Cross-Genera PCR Amplification of DNA from Apicomplexan Parasites

Abstract

Background: The discovery of an unexpected genetic sequence raised doubts about the specificity of a primer pair targeting Babesia spp. and Theileria spp. This study aimed to check the specificity of this primer pair.

Methods: Conventional end-point PCR and real-time PCR protocols using primers targeting the 18S rRNA gene V4 hypervariable region of Babesia spp. and Theileria spp. were tested for potential cross-genera amplification using DNA from a palette of parasitic protists and pathogenic bacteria as a template. These investigations took place at the Ludwig Maximilian University of Munich (Germany) in 2010 as part of the EDEN project.

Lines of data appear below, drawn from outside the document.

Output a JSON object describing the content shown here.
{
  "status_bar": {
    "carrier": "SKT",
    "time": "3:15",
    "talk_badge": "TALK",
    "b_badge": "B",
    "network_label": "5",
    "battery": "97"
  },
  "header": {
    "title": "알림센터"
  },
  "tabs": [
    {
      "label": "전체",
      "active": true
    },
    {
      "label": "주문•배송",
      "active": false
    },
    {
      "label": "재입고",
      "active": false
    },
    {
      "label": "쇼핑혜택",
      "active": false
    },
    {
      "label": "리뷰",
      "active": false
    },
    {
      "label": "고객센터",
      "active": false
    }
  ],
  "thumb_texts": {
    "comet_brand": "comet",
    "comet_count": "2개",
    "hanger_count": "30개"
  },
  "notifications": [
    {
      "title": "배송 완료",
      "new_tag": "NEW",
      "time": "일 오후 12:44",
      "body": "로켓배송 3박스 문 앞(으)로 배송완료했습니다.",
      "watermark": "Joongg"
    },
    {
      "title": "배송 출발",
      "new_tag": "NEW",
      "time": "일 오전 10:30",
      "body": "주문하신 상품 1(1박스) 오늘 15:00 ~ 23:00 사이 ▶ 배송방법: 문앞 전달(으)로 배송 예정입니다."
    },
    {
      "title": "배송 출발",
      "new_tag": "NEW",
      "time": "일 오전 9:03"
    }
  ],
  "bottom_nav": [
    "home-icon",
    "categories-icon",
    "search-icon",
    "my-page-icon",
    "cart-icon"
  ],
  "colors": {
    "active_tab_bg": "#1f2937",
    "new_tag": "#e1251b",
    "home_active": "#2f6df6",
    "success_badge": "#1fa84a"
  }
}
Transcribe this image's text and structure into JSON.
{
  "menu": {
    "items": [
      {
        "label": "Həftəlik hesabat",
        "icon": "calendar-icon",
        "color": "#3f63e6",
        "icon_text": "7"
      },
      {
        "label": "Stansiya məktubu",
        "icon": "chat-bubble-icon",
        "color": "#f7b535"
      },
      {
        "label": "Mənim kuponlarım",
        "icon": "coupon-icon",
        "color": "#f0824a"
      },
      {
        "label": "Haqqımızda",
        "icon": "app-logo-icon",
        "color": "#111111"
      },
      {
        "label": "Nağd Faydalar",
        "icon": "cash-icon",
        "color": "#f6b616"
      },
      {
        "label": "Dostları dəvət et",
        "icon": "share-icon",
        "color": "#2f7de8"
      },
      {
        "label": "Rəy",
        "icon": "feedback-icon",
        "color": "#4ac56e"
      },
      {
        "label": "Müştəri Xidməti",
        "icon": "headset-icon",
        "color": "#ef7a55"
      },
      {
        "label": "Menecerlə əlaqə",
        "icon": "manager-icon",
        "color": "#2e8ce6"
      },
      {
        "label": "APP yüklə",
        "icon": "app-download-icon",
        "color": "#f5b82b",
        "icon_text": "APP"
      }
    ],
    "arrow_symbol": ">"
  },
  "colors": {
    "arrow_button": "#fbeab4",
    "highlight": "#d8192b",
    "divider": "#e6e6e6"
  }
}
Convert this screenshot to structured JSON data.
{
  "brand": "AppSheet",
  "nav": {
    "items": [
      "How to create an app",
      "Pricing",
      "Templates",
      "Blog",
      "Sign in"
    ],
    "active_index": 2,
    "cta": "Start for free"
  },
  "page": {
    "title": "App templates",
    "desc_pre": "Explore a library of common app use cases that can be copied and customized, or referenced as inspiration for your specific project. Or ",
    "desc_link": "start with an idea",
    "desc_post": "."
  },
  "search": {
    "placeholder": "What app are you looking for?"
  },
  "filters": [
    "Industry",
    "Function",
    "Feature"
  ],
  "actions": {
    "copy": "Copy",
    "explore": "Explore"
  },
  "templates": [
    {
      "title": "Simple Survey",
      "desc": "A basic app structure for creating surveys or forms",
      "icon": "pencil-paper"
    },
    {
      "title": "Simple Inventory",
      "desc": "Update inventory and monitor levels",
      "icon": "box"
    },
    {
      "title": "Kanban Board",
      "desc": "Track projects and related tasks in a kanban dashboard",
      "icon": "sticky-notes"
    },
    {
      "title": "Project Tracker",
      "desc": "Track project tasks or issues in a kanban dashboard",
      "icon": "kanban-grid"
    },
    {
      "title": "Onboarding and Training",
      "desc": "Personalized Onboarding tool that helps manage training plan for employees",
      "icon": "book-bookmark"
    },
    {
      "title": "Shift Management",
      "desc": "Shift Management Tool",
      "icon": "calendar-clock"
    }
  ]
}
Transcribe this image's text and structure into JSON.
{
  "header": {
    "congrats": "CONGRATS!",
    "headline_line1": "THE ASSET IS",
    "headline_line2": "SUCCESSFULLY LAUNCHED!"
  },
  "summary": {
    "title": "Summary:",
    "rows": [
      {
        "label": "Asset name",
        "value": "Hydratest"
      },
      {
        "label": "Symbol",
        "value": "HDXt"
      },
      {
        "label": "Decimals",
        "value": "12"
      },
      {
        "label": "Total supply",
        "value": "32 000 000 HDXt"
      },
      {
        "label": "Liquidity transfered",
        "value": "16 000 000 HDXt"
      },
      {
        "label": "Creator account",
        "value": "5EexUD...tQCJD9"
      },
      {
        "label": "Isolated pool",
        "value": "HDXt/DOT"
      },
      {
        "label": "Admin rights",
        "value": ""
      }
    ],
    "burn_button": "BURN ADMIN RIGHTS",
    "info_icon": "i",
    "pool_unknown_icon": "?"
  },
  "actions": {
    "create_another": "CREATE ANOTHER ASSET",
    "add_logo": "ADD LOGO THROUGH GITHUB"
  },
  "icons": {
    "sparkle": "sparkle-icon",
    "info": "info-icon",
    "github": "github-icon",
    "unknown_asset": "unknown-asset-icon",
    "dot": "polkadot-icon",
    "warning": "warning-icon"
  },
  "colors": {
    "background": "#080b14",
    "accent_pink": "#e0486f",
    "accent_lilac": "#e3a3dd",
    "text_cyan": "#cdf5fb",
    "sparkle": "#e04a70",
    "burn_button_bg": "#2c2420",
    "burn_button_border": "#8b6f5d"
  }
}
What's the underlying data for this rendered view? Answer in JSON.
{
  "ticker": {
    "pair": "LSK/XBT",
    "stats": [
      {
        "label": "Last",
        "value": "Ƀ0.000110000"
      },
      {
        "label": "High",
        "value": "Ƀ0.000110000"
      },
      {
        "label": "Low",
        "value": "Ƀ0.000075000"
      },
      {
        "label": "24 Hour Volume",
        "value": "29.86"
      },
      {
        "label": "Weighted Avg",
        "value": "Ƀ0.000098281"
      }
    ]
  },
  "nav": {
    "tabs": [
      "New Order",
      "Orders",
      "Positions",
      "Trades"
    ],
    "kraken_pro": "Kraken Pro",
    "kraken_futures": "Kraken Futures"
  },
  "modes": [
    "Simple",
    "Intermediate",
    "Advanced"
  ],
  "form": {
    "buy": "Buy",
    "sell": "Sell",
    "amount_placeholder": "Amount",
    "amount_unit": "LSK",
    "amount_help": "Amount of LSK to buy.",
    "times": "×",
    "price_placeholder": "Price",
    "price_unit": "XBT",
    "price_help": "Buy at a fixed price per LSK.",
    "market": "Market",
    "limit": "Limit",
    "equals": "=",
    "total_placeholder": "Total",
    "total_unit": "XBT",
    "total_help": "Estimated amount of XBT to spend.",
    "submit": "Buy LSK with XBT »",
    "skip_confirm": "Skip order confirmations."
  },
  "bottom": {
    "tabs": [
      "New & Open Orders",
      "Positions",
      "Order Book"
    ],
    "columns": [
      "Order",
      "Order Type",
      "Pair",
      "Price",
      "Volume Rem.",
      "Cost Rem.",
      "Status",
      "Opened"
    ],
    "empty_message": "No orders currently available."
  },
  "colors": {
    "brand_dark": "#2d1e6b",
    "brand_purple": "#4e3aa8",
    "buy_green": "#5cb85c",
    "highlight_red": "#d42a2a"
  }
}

Results: Successful amplification was obtained with DNA from five apicomplexan genera: Babesia, Theileria, Hepa­tozoon, Toxoplasma, and Hammondia. No amplicons were obtained when DNA from Leishmania infantum or bacte­ria within the genera Borrelia, Leptospira or Anaplasma was used as a template.

Conclusion: This cross-genera amplification ability is useful for the quick exclusion of many parasite species from PCR negative diagnostic samples. Accurate species identification from PCR positive samples requires genetic se­quencing of the amplicon.